Nasza Loteria SR - pasek na kartach artykułów

Litwa: Statystycznie jest lepiej, ale górnicy nadal giną w wypadkach

Piotr Litwa
Mikołaj Suchan
Nigdy nie uznam, że jest dobrze, dopóki pod ziemią w ogóle będą wypadki śmiertelne. Tymczasem, niestety, nadal co roku w kopalniach traci życie od 15 do nawet 20 osób. W tym roku to już dwunastu górników, a teraz także trzy ofiary z wczorajszej tragedii w Mysłowicach. - mówi Piotr Litwa. Z prezesem Wyższego Urzędu Górniczego w Katowicach, rozmawia Aldona Minorczyk-Cichy

ZOBACZ TAKŻE:
Tragedia w kopalni Mysłowice Wesoła. Trzech górników nie żyje [ZDJĘCIA, WIDEO]
Tragedia w kopalni Mysłowice-Wesoła. Ofiary to nadsztygar, elektromonter i ślusarz [ZDJĘCIA, WIDEO]

Wypadków w kopalniach węgla kamiennego jest z roku na rok mniej. Przynajmniej tak wynika ze statystyk.
Od kilku lat rzeczywiście mamy do czynienia z istotną poprawą stanu bhp w kopalniach węgla kamiennego. Pokazują to zresztą nie tylko wspomniane statystyki, ale także codzienne rozpoznanie naszych pracowników. Od 2010 roku obserwujemy spadek wypadków "w ogóle" średnio o 5 proc. rocznie. A był i taki rok, kiedy ten spadek wyniósł nawet 6,6 proc. W tym roku do końca lipca, w porównaniu z podobnym okresem 2012 roku, w kopalniach w sumie zdarzeń było o prawie 10 proc. mniej, zaś w zakładach wydobywających węgiel kamienny nawet o 15 proc.

To rzeczywiście bardzo dobre wyniki, bo przecież wszyscy pamiętamy tragiczne wypadki w kopalni Halemba czy na Wujku-Śląsk.
Nigdy nie uznam, że jest dobrze, dopóki pod ziemią w ogóle będą wypadki śmiertelne. Tymczasem, niestety, nadal co roku w kopalniach traci życie od 15 do nawet 20 osób. W tym roku to już dwunastu górników, a teraz także trzy ofiary z wczorajszej tragedii w Mysłowicach.

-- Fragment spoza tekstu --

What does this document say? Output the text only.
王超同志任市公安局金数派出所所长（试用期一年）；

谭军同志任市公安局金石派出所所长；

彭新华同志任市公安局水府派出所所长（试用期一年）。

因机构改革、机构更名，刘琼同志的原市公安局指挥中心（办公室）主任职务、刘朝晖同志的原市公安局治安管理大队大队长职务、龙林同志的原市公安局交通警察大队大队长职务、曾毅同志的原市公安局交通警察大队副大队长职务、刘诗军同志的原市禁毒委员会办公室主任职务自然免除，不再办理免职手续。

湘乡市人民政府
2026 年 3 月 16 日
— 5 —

Trudno jest mówić o liczbach, kiedy właśnie na powierzchnię wywożone są zwłoki górników.
Ale te liczby sporo jednak nam mówią. Dzięki nim udało się przecież zdefiniować obszary, gdzie do wypadków dochodzi najczęściej.

Co ustalono?
Na podstawie analizy ostatnich trzech lat wiemy już, że mamy do czynienia z dwoma obszarami przyczyn wypadków: typowo górniczym, czyli np. z opadem skał, zawałami, oraz z zagrożeniami technicznymi. Te ostatnie związane są głównie z obsługą podziemnego transportu materiałów i ludzi. To tam właśnie mamy największy odsetek wypadków, także tych ciężkich i śmiertelnych.

A ten wczorajszy wypadek w kopalni Mysłowicach-Wesołej? Jak należy go zakwalifikować?
To jest dziwna sprawa. Spoglądam kilkanaście lat wstecz i nigdy czegoś podobnego nie zarejestrowaliśmy. Aby się to nie powtórzyło, podjęliśmy od razu wiele działań.

Jakie to są działania?
Między innymi ocena technologii prac wykonywanych w szybie "Piotr", gdzie doszło do tego tragicznego w skutkach wypadku. Sprawdzimy, czy były one wykonywane zgodnie z zasadami, przepisami. Sprawdzimy elementy używane do mocowania kabla.

Co tam tak naprawdę się wydarzyło? Co wiemy już dzisiaj na temat tego zdarzenia?
Pracownicy Przedsiębiorstwa Budowy Szybów należącego do Grupy Kopex montowali w szybie "Piotr" nowy kabel elektroenergetyczny. To była wyspecjalizowana w takich pracach ekipa.
Wojciech Jaros, rzecznik Katowickiego Holdingu Węglowego, do której należy kopalnia Mysłowice-Wesoła, podaje, że kabel ważył około pięciu ton.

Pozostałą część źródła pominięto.